We humans are pros at making excuses for just about anything, especially when we want to cover our weak spots or hide the dark corners of our hearts.
Years ago I spoke with a church leader who’d recently left his wife of 28 years. The deacons had already spent time with him, too. We all tried to encourage counseling and reconciliation—to no avail.
“I just need some personal space to sort things out,” he said. Minutes later he said, “I’m really struggling right now. As a matter of fact, I don’t even know if God exists anymore.”
The truth was—he’d been having an affair for five years. He needed personal space not to sort things out but to allow his girlfriend to spend the night. And he had to start doubting God’s existence so he could ease his guilty conscience. After all, if God didn’t exist then there would be no absolute truth and that meant he could do whatever he wanted to satisfy his own desires without breaking moral laws. Making excuses for sin rather than allowing God’s light to expose it caused this man to divorce his wife and shatter his family.
My friend made excuses for adultery, and it’s easy for me to use him as an example of what not to do. But what about me? How might I fall into the same trap of making excuses to justify sin?
Well, I could commit the sin of gluttony and then say, “I just couldn’t help myself. The buffet was endless, and everything tasted so good.”

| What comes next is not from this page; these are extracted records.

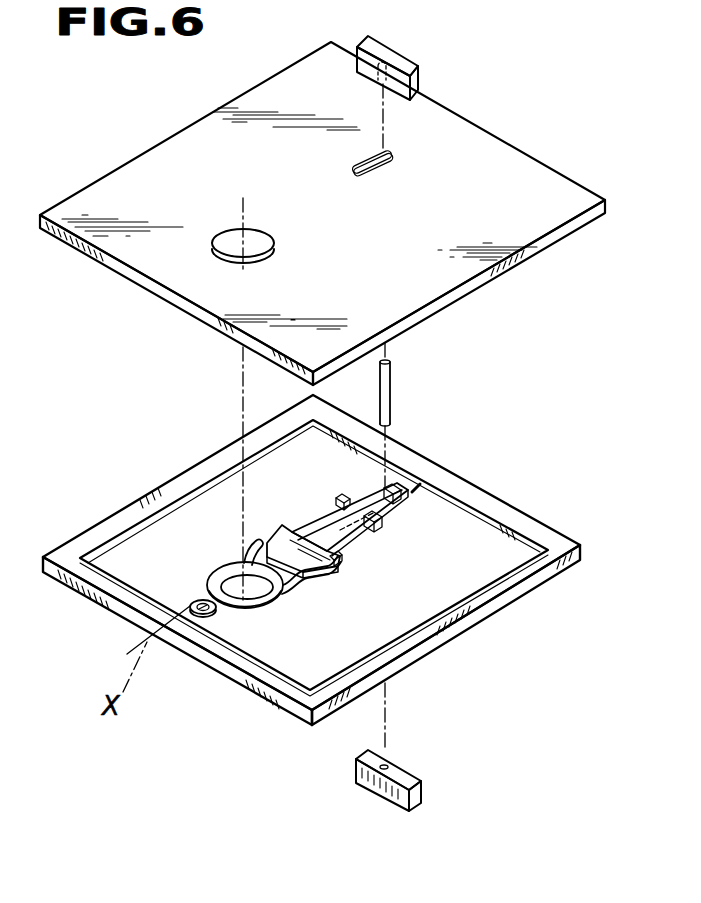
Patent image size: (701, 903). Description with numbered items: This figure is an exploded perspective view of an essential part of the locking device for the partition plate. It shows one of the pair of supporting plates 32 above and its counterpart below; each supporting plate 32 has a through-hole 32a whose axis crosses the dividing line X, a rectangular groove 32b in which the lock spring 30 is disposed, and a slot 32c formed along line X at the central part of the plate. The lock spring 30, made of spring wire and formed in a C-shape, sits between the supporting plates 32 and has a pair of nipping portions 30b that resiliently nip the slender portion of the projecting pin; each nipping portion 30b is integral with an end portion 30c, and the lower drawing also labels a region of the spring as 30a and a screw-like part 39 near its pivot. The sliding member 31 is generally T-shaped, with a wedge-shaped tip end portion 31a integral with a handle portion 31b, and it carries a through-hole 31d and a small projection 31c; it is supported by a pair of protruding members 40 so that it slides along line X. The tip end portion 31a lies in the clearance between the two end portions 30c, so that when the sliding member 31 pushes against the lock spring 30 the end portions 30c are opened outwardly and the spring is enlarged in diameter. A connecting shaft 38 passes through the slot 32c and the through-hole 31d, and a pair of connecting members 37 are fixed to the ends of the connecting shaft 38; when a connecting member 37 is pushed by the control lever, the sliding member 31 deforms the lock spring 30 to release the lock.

The lock spring 30 is at (233, 534).
The pivot portion of spring 30a is at (147, 661).
The nipping portions 30b is at (233, 565).
The end portions 30c is at (262, 543).
The sliding member 31 is at (397, 492).
The tip end portion 31a is at (281, 527).
The handle portion 31b is at (324, 523).
The projection on slider 31c is at (396, 486).
The through-hole 31d is at (400, 510).
The supporting plate 32 is at (570, 192).
The through-hole 32a is at (274, 240).
The rectangular groove 32b is at (455, 592).
The slot 32c is at (394, 152).
The connecting member 37 is at (418, 62).
The connecting shaft 38 is at (392, 378).
The screw 39 is at (190, 611).
The protruding members 40 is at (380, 520).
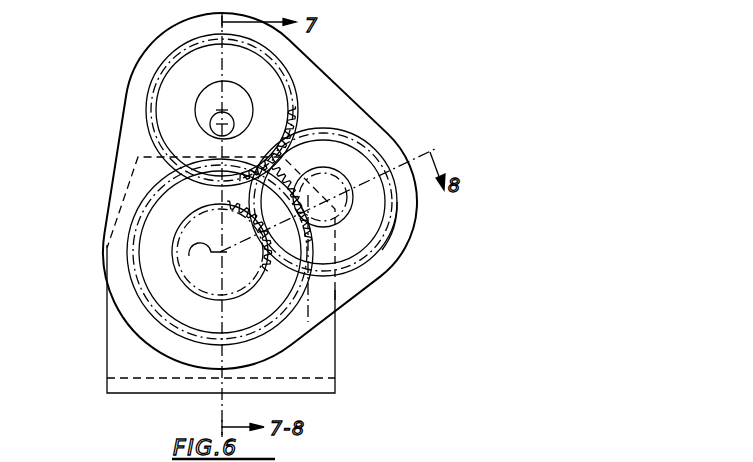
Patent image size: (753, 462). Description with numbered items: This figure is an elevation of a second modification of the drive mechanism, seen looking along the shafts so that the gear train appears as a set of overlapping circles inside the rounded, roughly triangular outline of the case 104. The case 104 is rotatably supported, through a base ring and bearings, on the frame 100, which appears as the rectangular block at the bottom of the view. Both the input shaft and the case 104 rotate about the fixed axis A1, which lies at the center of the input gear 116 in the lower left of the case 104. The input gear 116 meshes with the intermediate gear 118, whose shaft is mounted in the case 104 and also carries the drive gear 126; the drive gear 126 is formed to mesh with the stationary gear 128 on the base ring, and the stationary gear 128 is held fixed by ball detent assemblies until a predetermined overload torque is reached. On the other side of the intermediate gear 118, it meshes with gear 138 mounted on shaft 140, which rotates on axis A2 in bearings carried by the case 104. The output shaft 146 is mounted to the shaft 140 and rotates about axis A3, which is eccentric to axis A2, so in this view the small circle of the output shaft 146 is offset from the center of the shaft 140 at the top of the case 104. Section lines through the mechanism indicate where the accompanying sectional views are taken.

The frame 100 is at (107, 358).
The case 104 is at (395, 142).
The input gear 116 is at (178, 291).
The intermediate gear 118 is at (240, 347).
The drive gear 126 is at (362, 230).
The stationary gear 128 is at (337, 290).
The gear 138 is at (282, 118).
The shaft 140 is at (243, 100).
The output shaft 146 is at (211, 131).
The fixed axis A1 is at (207, 260).
The axis A2 is at (218, 110).
The axis A3 is at (223, 127).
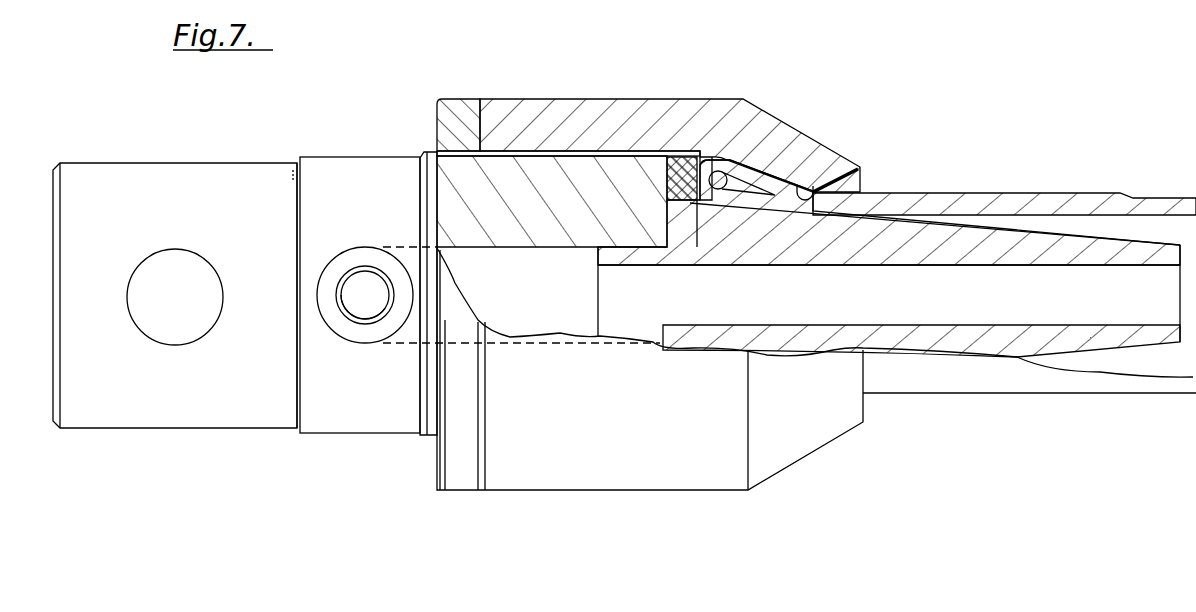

I could commit the sin of gossip and say, “I’m only telling you these things as a matter of prayer.”
I could commit the sin of prayerlessness and say, “I don’t have time now. I’ll pray later.”
We can make excuses for just about anything, but Scripture tells us to stop. We’re hurting ourselves, and we’re grieving the Lord by our behaviour. Consider the psalmist’s prayer: “Search me, O God, and know my heart; test me and know my thoughts. Point out anything in me that offends you, and lead me along the path of everlasting life” (Psalm 139:23,24 NLT).
Do we truly crave intimacy with God? Do we really want His blessing? Then let’s pray as the psalmist did and invite the Lord to examine our hearts and rid them of anything that doesn’t honor Him.